Le projet de loi « renforçant la sécurité intérieure et la lutte contre le terrorisme », qui transpose notamment dans le droit pénal les principales mesures prévues par l’état d’urgence, doit être adopté ce mardi 3 octobre par les députés. Un texte long, qui renforce de manière notable les pouvoirs des forces de l’ordre au détriment du pouvoir judiciaire, et qui contient plusieurs dispositions nouvelles de surveillance électronique.

Facilitation de la mise sous surveillance. Le chapitre VIII du texte prévoit que, dans le cadre de la lutte antiterroriste, une personne suspectée peut faire l’objet d’une série de mesures de surveillance. Seront concernées les personnes qui « soit entrent en relation de manière habituelle avec des personnes ou des organisations [terroristes], soit soutiennent, diffusent ou adhèrent à des thèses incitant à la commission d’actes de terrorisme ou faisant l’apologie de tels actes ». Des définitions trop larges, estiment les adversaires du texte, dont la Ligue des droits de l’homme, qui notait, cet été, que la formulation « renvoie à une appréciation purement subjective (raisons sérieuses de penser) et à des notions incertaines et variables (par exemple, facilitant ou thèses) ».

Par ailleurs, sur les réseaux sociaux, la notion « d’entrer en relation de manière habituelle » avec un tiers est très imprécise : s’agit-il de personnes avec qui l’on échange des messages, que l’on suit ou avec lesquelles on est « ami » ?

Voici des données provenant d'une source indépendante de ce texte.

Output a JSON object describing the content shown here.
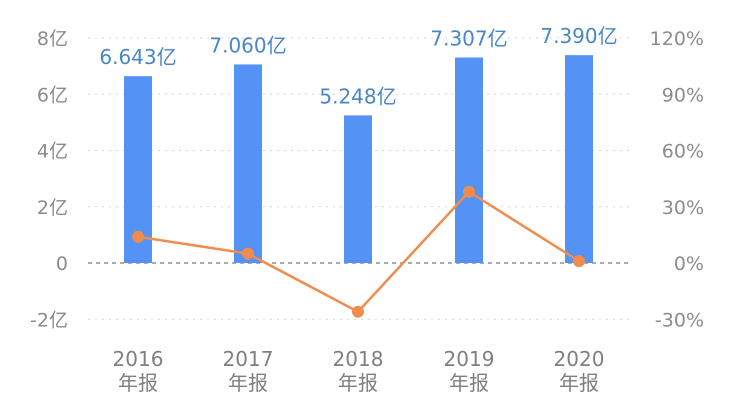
{
  "chart_data": {
    "type": "bar",
    "categories": [
      "2016\n年报",
      "2017\n年报",
      "2018\n年报",
      "2019\n年报",
      "2020\n年报"
    ],
    "series": [
      {
        "type": "bar",
        "axis": "left",
        "values": [
          6.643,
          7.06,
          5.248,
          7.307,
          7.39
        ],
        "labels": [
          "6.643亿",
          "7.060亿",
          "5.248亿",
          "7.307亿",
          "7.390亿"
        ],
        "color": "#5592f5"
      },
      {
        "type": "line",
        "axis": "right",
        "values": [
          14,
          5,
          -26,
          38,
          1
        ],
        "color": "#f08c4f"
      }
    ],
    "left_axis": {
      "ylim": [
        -2,
        8
      ],
      "ticks": [
        "8亿",
        "6亿",
        "4亿",
        "2亿",
        "0",
        "-2亿"
      ],
      "tick_values": [
        8,
        6,
        4,
        2,
        0,
        -2
      ]
    },
    "right_axis": {
      "ylim": [
        -30,
        120
      ],
      "ticks": [
        "120%",
        "90%",
        "60%",
        "30%",
        "0%",
        "-30%"
      ],
      "tick_values": [
        120,
        90,
        60,
        30,
        0,
        -30
      ]
    },
    "grid": true,
    "legend": "none"
  }
}
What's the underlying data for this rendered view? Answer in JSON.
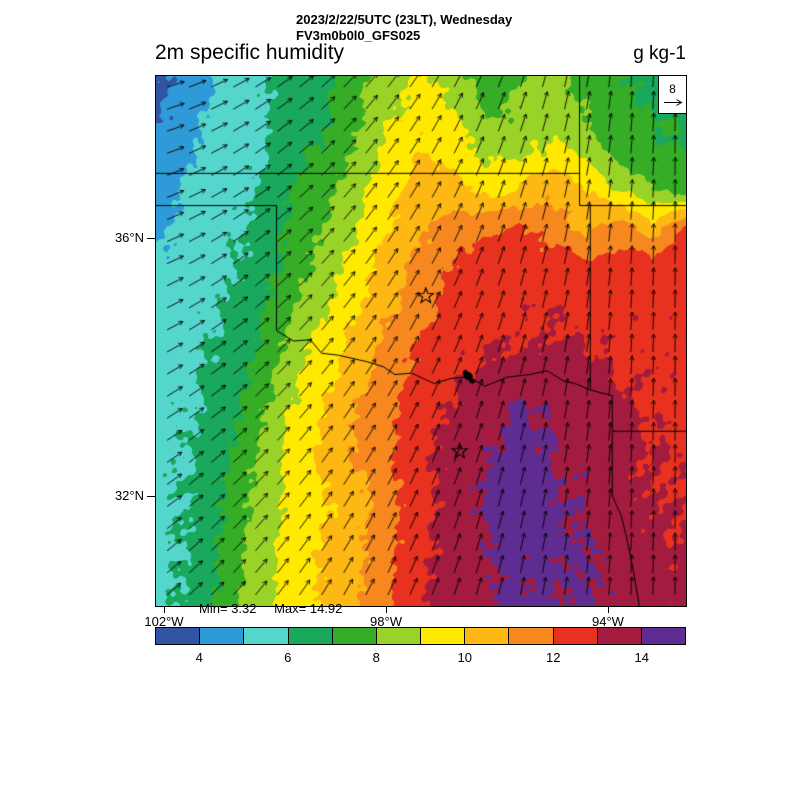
{
  "header": {
    "title_line1": "2023/2/22/5UTC (23LT), Wednesday",
    "title_line2": "FV3m0b0l0_GFS025",
    "field_title": "2m specific humidity",
    "units": "g kg-1"
  },
  "reference_vector": {
    "value": "8"
  },
  "stats": {
    "min_label": "Min= 3.32",
    "max_label": "Max= 14.92"
  },
  "axes": {
    "lat_ticks": [
      {
        "label": "36°N",
        "yf": 0.3057
      },
      {
        "label": "32°N",
        "yf": 0.7925
      }
    ],
    "lon_ticks": [
      {
        "label": "102°W",
        "xf": 0.0151
      },
      {
        "label": "98°W",
        "xf": 0.434
      },
      {
        "label": "94°W",
        "xf": 0.8528
      }
    ]
  },
  "chart_data": {
    "type": "heatmap",
    "title": "2m specific humidity",
    "units": "g kg-1",
    "valid_time": "2023/2/22/5UTC (23LT), Wednesday",
    "model": "FV3m0b0l0_GFS025",
    "min": 3.32,
    "max": 14.92,
    "lon_range_deg_west": [
      102.14,
      92.73
    ],
    "lat_range_deg_north": [
      30.29,
      38.51
    ],
    "levels": [
      3,
      4,
      5,
      6,
      7,
      8,
      9,
      10,
      11,
      12,
      13,
      14,
      15
    ],
    "colors": [
      "#3353a4",
      "#2f9ad8",
      "#55d6cd",
      "#19a85c",
      "#35ad27",
      "#99d327",
      "#ffe900",
      "#fdb813",
      "#f6881f",
      "#e8321f",
      "#a31c3f",
      "#5f2d91"
    ],
    "colorbar_ticks": [
      4,
      6,
      8,
      10,
      12,
      14
    ],
    "grid": {
      "cols": 17,
      "rows": 15,
      "values": [
        [
          3.7,
          4.3,
          5.3,
          5.6,
          6.3,
          6.6,
          7.5,
          8.6,
          9.3,
          8.4,
          7.4,
          7.8,
          8.4,
          7.6,
          7.0,
          6.8,
          6.6
        ],
        [
          3.9,
          4.6,
          5.4,
          5.7,
          6.4,
          6.8,
          7.8,
          8.8,
          9.6,
          9.0,
          7.8,
          8.2,
          8.6,
          8.0,
          7.2,
          7.0,
          6.8
        ],
        [
          4.4,
          4.8,
          5.5,
          5.8,
          6.5,
          7.2,
          8.2,
          9.2,
          10.0,
          9.6,
          8.6,
          8.8,
          9.2,
          8.6,
          7.6,
          7.2,
          7.0
        ],
        [
          4.6,
          5.2,
          5.6,
          6.0,
          6.8,
          7.6,
          8.6,
          9.6,
          10.6,
          10.4,
          9.6,
          10.2,
          10.8,
          10.2,
          9.0,
          8.0,
          7.4
        ],
        [
          4.9,
          5.4,
          5.7,
          6.2,
          7.0,
          8.0,
          9.0,
          10.0,
          11.0,
          11.4,
          11.8,
          12.2,
          11.4,
          10.6,
          11.6,
          10.2,
          12.3
        ],
        [
          5.2,
          5.5,
          5.8,
          6.4,
          7.3,
          8.4,
          9.4,
          10.4,
          11.2,
          12.0,
          12.4,
          12.6,
          12.6,
          12.4,
          12.6,
          12.5,
          12.6
        ],
        [
          5.4,
          5.6,
          6.0,
          6.6,
          7.6,
          8.8,
          9.8,
          10.8,
          11.6,
          12.4,
          12.6,
          12.8,
          12.8,
          12.7,
          12.8,
          12.7,
          12.8
        ],
        [
          5.5,
          5.7,
          6.2,
          7.0,
          8.2,
          9.3,
          10.2,
          11.2,
          12.0,
          12.6,
          12.8,
          13.0,
          13.2,
          12.9,
          12.8,
          12.7,
          12.7
        ],
        [
          5.5,
          5.8,
          6.4,
          7.3,
          8.6,
          9.7,
          10.6,
          11.5,
          12.3,
          12.8,
          13.3,
          13.6,
          13.6,
          13.4,
          13.0,
          12.8,
          12.7
        ],
        [
          5.6,
          5.9,
          6.6,
          7.6,
          9.0,
          10.0,
          10.9,
          11.8,
          12.5,
          13.2,
          13.8,
          14.2,
          13.8,
          13.6,
          13.2,
          12.9,
          12.8
        ],
        [
          5.6,
          6.0,
          6.8,
          7.9,
          9.3,
          10.2,
          11.0,
          11.9,
          12.7,
          13.4,
          14.0,
          14.4,
          14.0,
          13.7,
          13.3,
          13.0,
          12.9
        ],
        [
          5.6,
          6.1,
          7.0,
          8.2,
          9.3,
          9.8,
          10.6,
          11.6,
          12.5,
          13.4,
          14.2,
          14.5,
          14.2,
          13.8,
          13.4,
          13.1,
          12.9
        ],
        [
          5.6,
          6.1,
          7.1,
          8.3,
          9.4,
          9.9,
          10.6,
          11.7,
          12.6,
          13.5,
          14.1,
          14.4,
          14.3,
          13.9,
          13.5,
          13.2,
          13.0
        ],
        [
          5.6,
          6.2,
          7.2,
          8.4,
          9.4,
          10.0,
          10.7,
          11.8,
          12.7,
          13.6,
          14.0,
          14.2,
          14.2,
          14.0,
          13.6,
          13.3,
          13.1
        ],
        [
          5.6,
          6.2,
          7.3,
          8.5,
          9.5,
          10.0,
          10.8,
          11.9,
          12.8,
          13.6,
          13.9,
          14.1,
          14.1,
          14.0,
          13.7,
          13.4,
          13.2
        ]
      ]
    },
    "wind": {
      "reference": 8,
      "speed": 7.2,
      "dirs_deg_from_north": [
        [
          75,
          64,
          53,
          43,
          33,
          23,
          14,
          6,
          0
        ],
        [
          72,
          61,
          51,
          41,
          31,
          22,
          14,
          6,
          0
        ],
        [
          69,
          59,
          49,
          39,
          30,
          21,
          13,
          6,
          0
        ],
        [
          66,
          56,
          46,
          37,
          29,
          20,
          12,
          5,
          0
        ],
        [
          63,
          53,
          44,
          36,
          27,
          19,
          12,
          5,
          0
        ],
        [
          59,
          51,
          42,
          34,
          26,
          18,
          11,
          5,
          0
        ],
        [
          56,
          48,
          40,
          32,
          24,
          17,
          11,
          5,
          0
        ],
        [
          53,
          45,
          38,
          30,
          23,
          16,
          10,
          4,
          0
        ],
        [
          50,
          43,
          35,
          28,
          22,
          15,
          9,
          4,
          0
        ]
      ]
    },
    "borders": [
      [
        [
          0,
          0.1837
        ],
        [
          0.7992,
          0.1837
        ]
      ],
      [
        [
          0,
          0.2445
        ],
        [
          0.2274,
          0.2445
        ]
      ],
      [
        [
          0.2274,
          0.2445
        ],
        [
          0.2274,
          0.4805
        ]
      ],
      [
        [
          0.2274,
          0.4805
        ],
        [
          0.2593,
          0.5
        ],
        [
          0.2912,
          0.4976
        ],
        [
          0.3124,
          0.5231
        ],
        [
          0.3443,
          0.5268
        ],
        [
          0.3762,
          0.5341
        ],
        [
          0.3974,
          0.5389
        ],
        [
          0.4293,
          0.5487
        ],
        [
          0.4506,
          0.5633
        ],
        [
          0.4825,
          0.5608
        ],
        [
          0.525,
          0.5803
        ],
        [
          0.5568,
          0.5706
        ],
        [
          0.5887,
          0.5681
        ],
        [
          0.6206,
          0.5852
        ],
        [
          0.6631,
          0.5681
        ],
        [
          0.7056,
          0.5633
        ],
        [
          0.7375,
          0.556
        ],
        [
          0.7694,
          0.5755
        ],
        [
          0.7906,
          0.5803
        ],
        [
          0.8194,
          0.5925
        ]
      ],
      [
        [
          0.7992,
          0
        ],
        [
          0.7992,
          0.2445
        ],
        [
          0.8194,
          0.2445
        ],
        [
          0.8194,
          0.5925
        ]
      ],
      [
        [
          0.8194,
          0.2445
        ],
        [
          1,
          0.2445
        ]
      ],
      [
        [
          0.8194,
          0.5925
        ],
        [
          0.8608,
          0.603
        ],
        [
          0.8608,
          0.7919
        ],
        [
          0.878,
          0.83
        ],
        [
          0.89,
          0.88
        ],
        [
          0.9,
          0.93
        ],
        [
          0.912,
          1
        ]
      ],
      [
        [
          0.8608,
          0.6703
        ],
        [
          1,
          0.6703
        ]
      ]
    ],
    "markers": {
      "stars": [
        [
          0.509,
          0.415
        ],
        [
          0.573,
          0.708
        ]
      ],
      "lake": [
        [
          0.589,
          0.566
        ]
      ]
    }
  }
}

Obligation de fournir ses identifiants. Le texte prévoit que les suspects pourront être contraints de fournir aux autorités l’ensemble de leurs identifiants en ligne. Ce qui regroupe, par exemple, leur adresse e-mail, celle de leur compte Twitter ou Facebook, ou encore des comptes détenus sur des forums, des sites d’information ou même administratifs. Les mots de passe ne sont pas concernés.

Cette mesure est particulièrement critiquée, ses adversaires arguant qu’elle est à la fois inefficace et vraisemblablement contraire à la constitution, qui prévoit que nul n’est tenu de s’incriminer soi-même.

Extension des « boîtes noires ». Le texte revient sur l’une des dispositions les plus controversées d’une précédente loi de 2015 sur le terrorisme, qui légalisait le dispositif dit des « boîtes noires ». En substance, la loi permet depuis deux ans aux services de renseignement d’installer des boîtiers permettant de surveiller les métadonnées des communications en France – les informations qui entourent un message, comme son horaire et son adresse, mais pas son contenu. Jugée particulièrement intrusive, cette disposition avait été adoptée, mais avec une « date limite » : leur déploiement n’était autorisé que jusqu’à la fin 2018, et à la condition qu’un rapport d’étape soit réalisé mi-2018.

Or, lesdites « boîtes noires » ne sont toujours pas opérationnelles, en raison de nombreux défis techniques et pratiques. Le texte examiné ce 3 octobre prévoit donc une discrète « rallonge » pour ce dispositif particulièrement dénoncé par les défenseurs des libertés numériques.

Surveillance hertzienne. Le projet de loi réintroduit, en la précisant, une disposition de la loi sur le terrorisme de 2015, depuis censurée par le Conseil constitutionnel. La loi prévoyait à l’époque une procédure simplifiée pour « la surveillance et le contrôle des transmissions empruntant la voie hertzienne », et ce « aux seules fins de défense des intérêts nationaux ». Beaucoup trop large, avait tranché en mars le Conseil constitutionnel, saisi par des associations (La Quadrature du Net, French Data Network, la Fédération des fournisseurs d’accès à Internet associatifs et Igwan.net) : sous cette forme, il pouvait englober l’ensemble des communications Wi-Fi… La nouvelle version de l’article précise, désormais, que ces dispositions ne s’appliquent pas aux communications qui font intervenir un opérateur – limitant de fait cette surveillance aux appareils de type CB et talkie-walkie.